Taki Taki

High life | 28 February 2013

issue 02 March 2013

‘I was distressed to learn of some of your current problems and wanted to send you a word of encouragement. Since the time Bob Tyrrell introduced us a few years ago, I have been one of your admirers…’ This letter, dated 23 January 1985, was addressed to me and was signed by Richard Nixon. I had it framed and it hangs in my office. The only other letter hanging next to it is from Sir Denis Thatcher, after he and the Lady visited me in Switzerland. Nixon and Thatcher, two vastly misunderstood leaders who one day will be seen rightly as giants among the midgets who preceded and followed them. Lady T I do not know well. President Nixon and I grew close during the late Seventies and Eighties. He was the best-read politician I ever met, which might not be saying much, but his grasp of history was as astounding as the loathing the eastern liberal establishment had for him.

The media’s hate for Richard Nixon rivals that of Hollywood. Here’s William Goldman, screenwriter of All the President’s Men, the film about Watergate: ‘It is not important what is true; it is important what audiences accept is true.’ In other words, go as far as you can with the big lie, just as long as the suckers swallow it. Almost 40 years after Nixon left office, the attacks against him remain relentless. A recent article by a nonentity in the New Yorker refers to the 37th President as politically and personally awful. The nonentity does not qualify this. Was the approach to China an awful thing? Or the one to the Soviet Union? Or the exposure of Alger Hiss as a wartime spy? Or the ending of the draft? Or the creation of the National Cancer Institute? What about the Council on Environmental Quality? Or the most sweeping landslide in history, 49 states and 60 per cent of the vote in 1972? I could go on.

The media is full of bums who wish to prove their liberal credentials by flogging a long-dead president who was by far the greatest leader America has had since Washington and Jefferson. He was the dominant figure on the national stage in the 1940s, 50s, 60s and 70s, and his influence lasted through the 20th century.

In order to illustrate how squalid neoconservative thinking is, Nixon ordered the strategic airlift that saved Israel during the Yom Kippur war in 1973. Kissinger flew into Tel Aviv and Golda Meir declared that Israel never had a better friend than the 37th President and his secretary of state. Now neocons in National Review attack Kissinger for being jealous of Senator Patrick Moynihan and for trying to rein in Moynihan’s freewheeling ways that equated Israel’s policies with those of the United States. Moynihan was only sucking up to Jewish voters in New York state, Kissinger and Nixon were conducting realpolitik with the Soviet Union, which had strong allies among Israel’s biggest enemies.
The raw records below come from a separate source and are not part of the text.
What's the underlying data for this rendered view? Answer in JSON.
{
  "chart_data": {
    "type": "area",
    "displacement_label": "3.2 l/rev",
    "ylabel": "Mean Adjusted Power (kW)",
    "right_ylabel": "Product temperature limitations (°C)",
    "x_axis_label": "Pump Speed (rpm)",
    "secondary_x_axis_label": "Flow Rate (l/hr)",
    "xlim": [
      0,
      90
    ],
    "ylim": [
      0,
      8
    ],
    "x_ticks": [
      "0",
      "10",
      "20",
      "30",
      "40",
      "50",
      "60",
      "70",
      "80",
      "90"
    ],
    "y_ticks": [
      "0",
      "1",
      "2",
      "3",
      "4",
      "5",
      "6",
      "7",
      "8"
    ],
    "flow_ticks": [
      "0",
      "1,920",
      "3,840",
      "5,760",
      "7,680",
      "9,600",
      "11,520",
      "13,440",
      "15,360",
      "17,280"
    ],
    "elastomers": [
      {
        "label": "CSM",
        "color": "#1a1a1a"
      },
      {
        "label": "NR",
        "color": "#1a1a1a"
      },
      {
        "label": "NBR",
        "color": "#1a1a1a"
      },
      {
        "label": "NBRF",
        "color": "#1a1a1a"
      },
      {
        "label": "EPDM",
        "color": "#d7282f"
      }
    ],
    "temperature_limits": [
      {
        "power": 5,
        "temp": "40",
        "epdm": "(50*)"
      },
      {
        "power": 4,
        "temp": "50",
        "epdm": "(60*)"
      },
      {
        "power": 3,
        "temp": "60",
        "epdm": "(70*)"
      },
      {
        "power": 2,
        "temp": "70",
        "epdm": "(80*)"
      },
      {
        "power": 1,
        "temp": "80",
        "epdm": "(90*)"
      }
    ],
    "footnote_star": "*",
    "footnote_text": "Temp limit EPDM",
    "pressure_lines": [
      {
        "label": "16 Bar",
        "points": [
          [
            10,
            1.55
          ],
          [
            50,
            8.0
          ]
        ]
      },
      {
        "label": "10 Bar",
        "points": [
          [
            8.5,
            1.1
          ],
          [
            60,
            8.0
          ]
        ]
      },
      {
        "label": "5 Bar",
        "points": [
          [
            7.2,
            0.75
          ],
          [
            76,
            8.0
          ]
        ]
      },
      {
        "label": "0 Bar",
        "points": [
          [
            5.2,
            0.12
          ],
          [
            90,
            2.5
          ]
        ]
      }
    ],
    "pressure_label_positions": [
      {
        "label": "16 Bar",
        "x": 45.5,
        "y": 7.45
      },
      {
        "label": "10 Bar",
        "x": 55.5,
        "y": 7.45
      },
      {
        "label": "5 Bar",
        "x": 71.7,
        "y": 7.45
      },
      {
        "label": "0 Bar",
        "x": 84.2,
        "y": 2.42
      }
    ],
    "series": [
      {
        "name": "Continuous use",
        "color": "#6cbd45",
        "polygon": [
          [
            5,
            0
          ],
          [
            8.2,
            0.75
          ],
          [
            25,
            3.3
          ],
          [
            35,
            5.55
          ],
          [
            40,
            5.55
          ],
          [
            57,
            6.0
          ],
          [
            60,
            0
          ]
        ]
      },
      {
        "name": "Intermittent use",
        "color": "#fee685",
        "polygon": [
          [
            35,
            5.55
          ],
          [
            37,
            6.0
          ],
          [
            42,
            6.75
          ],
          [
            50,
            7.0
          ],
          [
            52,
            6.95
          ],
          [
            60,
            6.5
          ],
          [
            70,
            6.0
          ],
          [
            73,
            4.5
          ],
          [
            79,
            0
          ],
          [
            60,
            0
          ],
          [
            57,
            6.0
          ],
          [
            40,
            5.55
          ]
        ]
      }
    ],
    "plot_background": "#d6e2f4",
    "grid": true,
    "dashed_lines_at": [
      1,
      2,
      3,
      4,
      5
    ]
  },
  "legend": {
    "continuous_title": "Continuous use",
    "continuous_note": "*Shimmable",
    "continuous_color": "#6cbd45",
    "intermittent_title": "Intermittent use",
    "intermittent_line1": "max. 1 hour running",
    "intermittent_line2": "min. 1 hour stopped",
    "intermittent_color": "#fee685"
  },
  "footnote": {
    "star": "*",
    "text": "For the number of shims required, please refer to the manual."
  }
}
Nixon and Kissinger were a rare breed of strong-minded leaders who understood history and how the world works. Can you imagine Nixon starting an unnecessary war against an Arab dictator without having heard of the difference between Sunnis and Shiites, in the manner the idiotic George W. did? Can you see Richard Nixon talking about Syria the way the ignorant Hillary Clinton recently did, the Clinton woman not having any knowledge beyond a tenth grade world history? (She keeps repeating the very slogans that have plunged us into the mess we are in today, slogans about democracy and equal rights, slogans that are as alien to Arabs as gay marriage and gay rights are to bush tribesmen in the Transvaal.)

Pat Buchanan recently wrote about Nixon’s centennial in the American Conservative. He finished by quoting Nick Carraway’s words to Gatsby: ‘They were a rotten crowd, you’re worth the whole damn bunch put together.’ Just look at Nixon’s enemies. Most of them rich, left-leaning without a scintilla of understanding of what being poor really means. Nixon was born in a house his father built with his hands, served honourably in the navy during the war, and became a hero to Americans by 1948 when he was so popular in California that the Democratic party did not field a candidate against him. In 1950 he captured a Senate seat with the largest majority in the history of that state.

After his resignation over Watergate, a coup by the Washington establishment that loathed and feared Nixon, who refused to play ball with it, Nixon found himself with something like $500 in the bank. Unlike Clinton and Blair who have made tens if not hundreds of millions by sucking up and getting on boards of shady billionaires, Nixon wrote books to keep the wolf from the door. The critics tried their best to ignore him, but his ideas and political nous were too much for their pettiness and ignorance. I dined with him often, in his house in New Jersey and at some New York restaurants. His grasp of politics was amazing. He gave speeches without notes and without a second of hesitation. What people forget is that Nixon was a determined advocate for the Civil Rights Act of 1957, as well as a trusted ally of Martin Luther King. Lowlifes like the Clintons refer to King as if he were a saint, because they pander to black votes. Nixon was backing him when Bobby Kennedy was chasing communists in Hollywood, long before the sexually voracious Reverend King had become the goût du jour. Have a happy 100th birthday, Mr President, up there where you belong and are.